Di tutto questo ne è all’oscuro Mario Draghi che, appunto, viene avvisato dagli industriali. I toni si scaldano, Orlando cerca di giustificarsi ma il vertice di Confindustria ci va giù pesante al punto che ieri in un’intervista ai giornali di Caltagirone, Messaggero e Mattino, Carlo Bonomi parla di «imboscata», di «metodo inaccettabile» chiamando in causa il ministro del Lavoro stesso il quale avrebbe cambiato all’ultimo gli accordi presi.

Parole durissime che nel frattempo imballano il decreto che infatti non viene né firmato né pubblicato in Gazzetta ufficiale.
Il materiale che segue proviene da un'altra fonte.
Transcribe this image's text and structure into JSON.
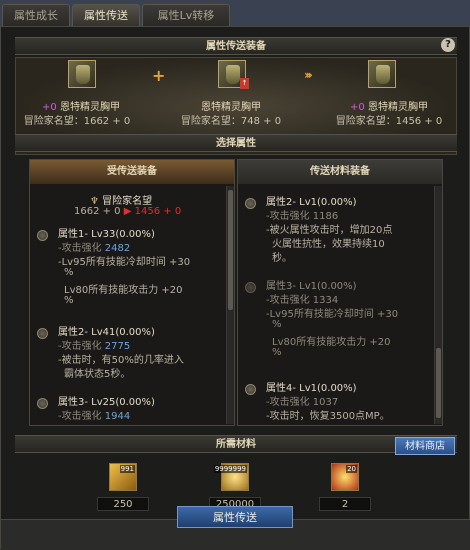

Così Draghi decide di intervenire e, come spiegherà nel tardo pomeriggio al termine del Consiglio europeo, il blocco dei licenziamenti salta, prevedendo dal primo luglio un forte incentivo a non ricorrere a questi attraverso l’utilizzo della Cig gratuita.
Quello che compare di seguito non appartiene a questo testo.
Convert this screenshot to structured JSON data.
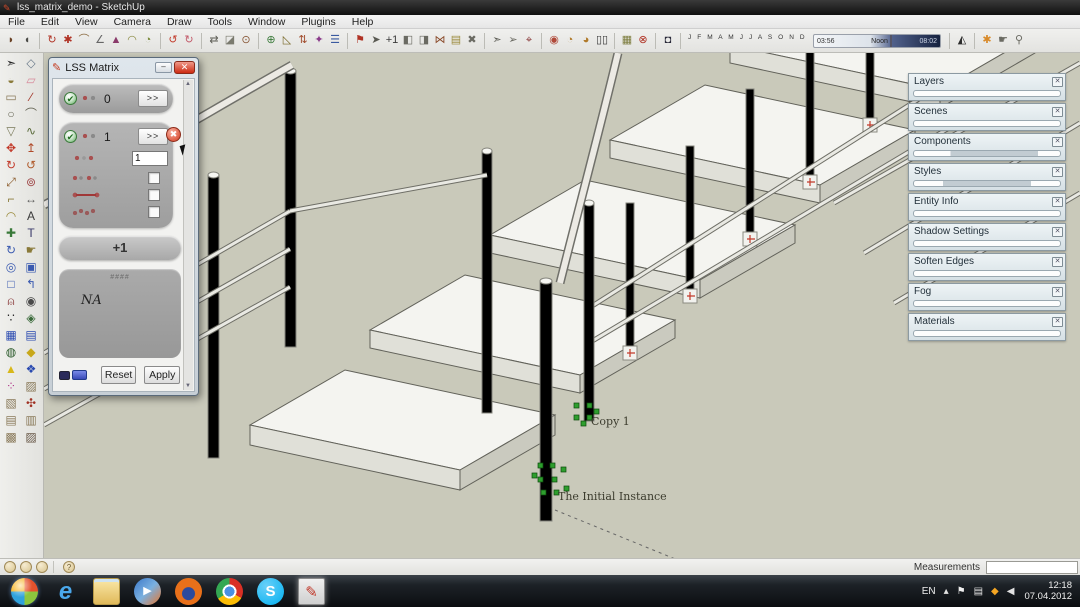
{
  "window": {
    "title": "lss_matrix_demo - SketchUp"
  },
  "menu": {
    "items": [
      "File",
      "Edit",
      "View",
      "Camera",
      "Draw",
      "Tools",
      "Window",
      "Plugins",
      "Help"
    ]
  },
  "top_toolbar": {
    "icons": [
      {
        "name": "smudge",
        "g": "◗",
        "c": "#6a4226"
      },
      {
        "name": "bend-solid",
        "g": "◖",
        "c": "#4a4a46"
      },
      {
        "sep": true
      },
      {
        "name": "rotate-cw",
        "g": "↻",
        "c": "#b03224"
      },
      {
        "name": "gear",
        "g": "✱",
        "c": "#b03224"
      },
      {
        "name": "pie-arc",
        "g": "⌒",
        "c": "#8a6a40"
      },
      {
        "name": "angle",
        "g": "∠",
        "c": "#666"
      },
      {
        "name": "taper",
        "g": "▲",
        "c": "#8a3a6a"
      },
      {
        "name": "dome",
        "g": "◠",
        "c": "#8a8a40"
      },
      {
        "name": "shell",
        "g": "◔",
        "c": "#7a8a3a"
      },
      {
        "sep": true
      },
      {
        "name": "loop-red",
        "g": "↺",
        "c": "#c23a2a"
      },
      {
        "name": "loop-pink",
        "g": "↻",
        "c": "#c25a6a"
      },
      {
        "sep": true
      },
      {
        "name": "shape-bender",
        "g": "⇄",
        "c": "#5a5a52"
      },
      {
        "name": "flatten",
        "g": "◪",
        "c": "#7a7a6e"
      },
      {
        "name": "stamp",
        "g": "⊙",
        "c": "#8a5a3a"
      },
      {
        "sep": true
      },
      {
        "name": "axes-tool",
        "g": "⊕",
        "c": "#3a7a3a"
      },
      {
        "name": "slope",
        "g": "◺",
        "c": "#7a6a2a"
      },
      {
        "name": "swap",
        "g": "⇅",
        "c": "#a04a2a"
      },
      {
        "name": "weld",
        "g": "✦",
        "c": "#8a3a8a"
      },
      {
        "name": "lines",
        "g": "☰",
        "c": "#3a5aa0"
      },
      {
        "sep": true
      },
      {
        "name": "flag",
        "g": "⚑",
        "c": "#b03224"
      },
      {
        "name": "select-plus",
        "g": "➤",
        "c": "#5a5a52"
      },
      {
        "name": "add-point",
        "g": "+1",
        "c": "#3a3a3a"
      },
      {
        "name": "copy-fold",
        "g": "◧",
        "c": "#6a6a62"
      },
      {
        "name": "paste-fold",
        "g": "◨",
        "c": "#6a6a62"
      },
      {
        "name": "mirror",
        "g": "⋈",
        "c": "#8a4a2a"
      },
      {
        "name": "page-new",
        "g": "▤",
        "c": "#9a8a3a"
      },
      {
        "name": "explode",
        "g": "✖",
        "c": "#6a6a62"
      },
      {
        "sep": true
      },
      {
        "name": "cursor-a",
        "g": "➣",
        "c": "#5a5a52"
      },
      {
        "name": "cursor-b",
        "g": "➢",
        "c": "#6a6a62"
      },
      {
        "name": "pin",
        "g": "⌖",
        "c": "#8a3a3a"
      },
      {
        "sep": true
      },
      {
        "name": "orbit-red",
        "g": "◉",
        "c": "#b04a3a"
      },
      {
        "name": "clock-a",
        "g": "◔",
        "c": "#b07a2a"
      },
      {
        "name": "clock-b",
        "g": "◕",
        "c": "#b07a2a"
      },
      {
        "name": "pause",
        "g": "▯▯",
        "c": "#3a3a3a"
      },
      {
        "sep": true
      },
      {
        "name": "layout",
        "g": "▦",
        "c": "#7a7a3a"
      },
      {
        "name": "style-dot",
        "g": "⊗",
        "c": "#b03224"
      },
      {
        "sep": true
      },
      {
        "name": "bucket-dark",
        "g": "◘",
        "c": "#2a2a3a"
      }
    ],
    "months": "J F M A M J J A S O N D",
    "time_start": "03:56",
    "time_noon": "Noon",
    "time_end": "08:02",
    "trailing": [
      {
        "name": "walkboots",
        "g": "◭",
        "c": "#2a2a2a"
      },
      {
        "sep": true
      },
      {
        "name": "orange-hand",
        "g": "✱",
        "c": "#d88a2a"
      },
      {
        "name": "point-hand",
        "g": "☛",
        "c": "#6a6a62"
      },
      {
        "name": "walk-figure",
        "g": "⚲",
        "c": "#6a6a62"
      }
    ]
  },
  "left_toolbar": {
    "icons": [
      {
        "name": "select",
        "g": "➣",
        "c": "#222"
      },
      {
        "name": "make-component",
        "g": "◇",
        "c": "#6a7a8a"
      },
      {
        "name": "paint-bucket",
        "g": "◒",
        "c": "#8a7a3a"
      },
      {
        "name": "eraser",
        "g": "▱",
        "c": "#d88a9a"
      },
      {
        "name": "rectangle",
        "g": "▭",
        "c": "#8a7a5a"
      },
      {
        "name": "line",
        "g": "∕",
        "c": "#a03224"
      },
      {
        "name": "circle",
        "g": "○",
        "c": "#6a6a5a"
      },
      {
        "name": "arc",
        "g": "⌒",
        "c": "#6a6a5a"
      },
      {
        "name": "polygon",
        "g": "▽",
        "c": "#7a7a5a"
      },
      {
        "name": "freehand",
        "g": "∿",
        "c": "#5a6a3a"
      },
      {
        "name": "move",
        "g": "✥",
        "c": "#c23a2a"
      },
      {
        "name": "push-pull",
        "g": "↥",
        "c": "#b04a2a"
      },
      {
        "name": "rotate",
        "g": "↻",
        "c": "#c23a2a"
      },
      {
        "name": "follow-me",
        "g": "↺",
        "c": "#b05a2a"
      },
      {
        "name": "scale",
        "g": "⤢",
        "c": "#8a5a2a"
      },
      {
        "name": "offset",
        "g": "⊚",
        "c": "#a04a4a"
      },
      {
        "name": "tape-measure",
        "g": "⌐",
        "c": "#8a7a3a"
      },
      {
        "name": "dimension",
        "g": "↔",
        "c": "#5a5a5a"
      },
      {
        "name": "protractor",
        "g": "◠",
        "c": "#9a8a3a"
      },
      {
        "name": "text",
        "g": "A",
        "c": "#3a3a3a"
      },
      {
        "name": "axes",
        "g": "✚",
        "c": "#3a7a3a"
      },
      {
        "name": "3d-text",
        "g": "T",
        "c": "#3a3a6a"
      },
      {
        "name": "orbit",
        "g": "↻",
        "c": "#3a5ab0"
      },
      {
        "name": "pan",
        "g": "☛",
        "c": "#8a7a3a"
      },
      {
        "name": "zoom",
        "g": "◎",
        "c": "#3a5ab0"
      },
      {
        "name": "zoom-window",
        "g": "▣",
        "c": "#3a5ab0"
      },
      {
        "name": "zoom-extents",
        "g": "□",
        "c": "#3a5ab0"
      },
      {
        "name": "previous",
        "g": "↰",
        "c": "#3a5ab0"
      },
      {
        "name": "position-camera",
        "g": "⍝",
        "c": "#8a3a3a"
      },
      {
        "name": "look-around",
        "g": "◉",
        "c": "#4a4a4a"
      },
      {
        "name": "walk",
        "g": "∵",
        "c": "#2a2a2a"
      },
      {
        "name": "section-plane",
        "g": "◈",
        "c": "#3a6a3a"
      },
      {
        "name": "lss-grid",
        "g": "▦",
        "c": "#2a4ab0"
      },
      {
        "name": "lss-list",
        "g": "▤",
        "c": "#2a4ab0"
      },
      {
        "name": "lss-map",
        "g": "◍",
        "c": "#2a5a2a"
      },
      {
        "name": "lss-gem",
        "g": "◆",
        "c": "#c8a81a"
      },
      {
        "name": "lss-cone",
        "g": "▲",
        "c": "#d8b81a"
      },
      {
        "name": "lss-blocks",
        "g": "❖",
        "c": "#2a4ab0"
      },
      {
        "name": "lss-dots",
        "g": "⁘",
        "c": "#b03a8a"
      },
      {
        "name": "sandbox-from-contours",
        "g": "▨",
        "c": "#8a7a5a"
      },
      {
        "name": "sandbox-from-scratch",
        "g": "▧",
        "c": "#8a7a5a"
      },
      {
        "name": "smoove",
        "g": "✣",
        "c": "#a03224"
      },
      {
        "name": "stamp-tool",
        "g": "▤",
        "c": "#8a7a5a"
      },
      {
        "name": "drape",
        "g": "▥",
        "c": "#8a7a5a"
      },
      {
        "name": "add-detail",
        "g": "▩",
        "c": "#8a7a5a"
      },
      {
        "name": "flip-edge",
        "g": "▨",
        "c": "#6a5a4a"
      }
    ]
  },
  "dialog": {
    "title": "LSS Matrix",
    "controls": {
      "min": "‒",
      "close": "✕"
    },
    "row0": {
      "check": "✔",
      "value": "0",
      "more": ">>"
    },
    "row1": {
      "check": "✔",
      "value": "1",
      "more": ">>",
      "close": "✖"
    },
    "input_value": "1",
    "add_label": "+1",
    "na_header": "####",
    "na_label": "NA",
    "reset_label": "Reset",
    "apply_label": "Apply"
  },
  "trays": {
    "items": [
      {
        "label": "Layers"
      },
      {
        "label": "Scenes"
      },
      {
        "label": "Components"
      },
      {
        "label": "Styles"
      },
      {
        "label": "Entity Info"
      },
      {
        "label": "Shadow Settings"
      },
      {
        "label": "Soften Edges"
      },
      {
        "label": "Fog"
      },
      {
        "label": "Materials"
      }
    ],
    "detach_glyph": "✕"
  },
  "viewport": {
    "copy_label": "Copy 1",
    "initial_label": "The Initial Instance"
  },
  "statusbar": {
    "measurements_label": "Measurements",
    "help": "?"
  },
  "taskbar": {
    "lang": "EN",
    "time": "12:18",
    "date": "07.04.2012",
    "apps": [
      {
        "name": "start"
      },
      {
        "name": "internet-explorer",
        "g": "e"
      },
      {
        "name": "explorer"
      },
      {
        "name": "media-player",
        "g": "▶"
      },
      {
        "name": "firefox"
      },
      {
        "name": "chrome"
      },
      {
        "name": "skype",
        "g": "S"
      },
      {
        "name": "sketchup",
        "g": "✎"
      }
    ],
    "tray": [
      {
        "name": "hidden-icons",
        "g": "▴"
      },
      {
        "name": "action-center",
        "g": "⚑"
      },
      {
        "name": "network",
        "g": "▤"
      },
      {
        "name": "update",
        "g": "◆"
      },
      {
        "name": "volume",
        "g": "◀"
      }
    ]
  }
}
Insomma, per il premier «un miglioramento considerevole sia di una situazione che vedeva l’eliminazione pura e semplice del blocco, sia di una posizione che vedeva il mantenimento del blocco fino a dicembre». Iniziativa che così consentirà a tarda serata il via libera del decreto con la firma del presidente Mattarella e la pubblicazione in Gazzetta Ufficiale.

Rimangono però le ruggini sia sul fronte confindustriale, dove il vicepresidente Stirpe avverte che questa vicenda «è destinata a segnare in modo profondo anche i rapporti tra Confindustria e il ministero», e sia su quello sindacale con Maurizio Landini (CGIL) che annuncia: «Non siamo disponibili ad accettare che dal 1 luglio ci saranno i licenziamenti. Venerdì andremo davanti al Parlamento e ci organizzeremo per proseguire la mobilitazione».

Insomma, il quadro rimane in bilico e delicato e sarebbe bene che una volta per tutte si attribuissero le giuste responsabilità. Al Pd e al suo segretario Enrico Letta, che chissà così pensa di raccogliere consensi, anche se stando ai sondaggi la sua strategia per il momento sembra essere sbagliata.